A modern Concert of Powers would bring together the world’s key players — America, China, Russia, India, and the European Union — accepting that competition is inevitable but confrontation is not. It would rest on two pillars: balance and restraint. Each major power would recognize the fundamental interests of the others, and while tensions would persist, the goal would be to contain conflict, not eliminate it. This does not mean capitulation to autocrats, but it does mean abandoning the illusion that liberal democracy will govern the international system. It won’t. The system will be governed, as it always has been, by power, interests, and prudence.
Critics will say this is dangerous, that it risks legitimizing authoritarian regimes. But the alternative is worse: an ideological crusade to uphold an already crumbling order, pushing the world closer to great-power war.
The war in Ukraine is a case in point.
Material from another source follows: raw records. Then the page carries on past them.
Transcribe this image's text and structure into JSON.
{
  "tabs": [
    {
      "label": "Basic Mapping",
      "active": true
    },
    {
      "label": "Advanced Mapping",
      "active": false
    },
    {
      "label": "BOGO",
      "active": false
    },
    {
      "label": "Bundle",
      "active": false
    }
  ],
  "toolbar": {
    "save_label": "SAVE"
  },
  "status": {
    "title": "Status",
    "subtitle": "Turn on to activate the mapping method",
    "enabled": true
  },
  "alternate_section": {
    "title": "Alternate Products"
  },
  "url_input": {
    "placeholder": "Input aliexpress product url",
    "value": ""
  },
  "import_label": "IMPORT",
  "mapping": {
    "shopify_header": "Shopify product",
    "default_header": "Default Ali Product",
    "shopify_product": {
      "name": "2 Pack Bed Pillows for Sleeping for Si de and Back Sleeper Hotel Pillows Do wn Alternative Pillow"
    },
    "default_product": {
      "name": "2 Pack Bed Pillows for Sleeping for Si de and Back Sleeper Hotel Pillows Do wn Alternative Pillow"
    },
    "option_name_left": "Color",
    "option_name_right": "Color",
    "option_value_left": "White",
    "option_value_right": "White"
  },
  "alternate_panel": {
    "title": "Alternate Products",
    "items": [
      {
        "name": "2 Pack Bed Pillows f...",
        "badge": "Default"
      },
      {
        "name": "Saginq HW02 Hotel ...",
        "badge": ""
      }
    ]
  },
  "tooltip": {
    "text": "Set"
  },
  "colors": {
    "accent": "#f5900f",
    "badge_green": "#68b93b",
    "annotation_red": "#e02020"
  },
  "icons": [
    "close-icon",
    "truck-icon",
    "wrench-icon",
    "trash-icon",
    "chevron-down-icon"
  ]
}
The failure to secure a negotiated settlement — despite the grinding costs on all sides — illustrates the perils of an uncompromising, ideological approach to diplomacy. A modern Concert of Powers could provide a structured framework for such negotiations, recognizing that any lasting peace will require a balance of interests, not just military outcomes or moral grandstanding. If the West truly seeks stability in Ukraine and beyond, it must engage in pragmatic diplomacy, not maximalist demands.
The United States must resist the temptation to frame every geopolitical struggle as a battle between good and evil. It should instead use its still-formidable power to shape a stable balance — one that accepts diversity in political systems while maintaining a firm deterrent against revisionist aggression.
This will require hard choices. It means acknowledging spheres of influence, setting clear red lines, and, most controversially, recognizing that absolute US primacy is no longer sustainable. But the reward is a world where power is managed, not unleashed. The alternative is chaos.
The question is not whether a Concert of Powers is desirable. The question is whether we have the strategic imagination to make it work.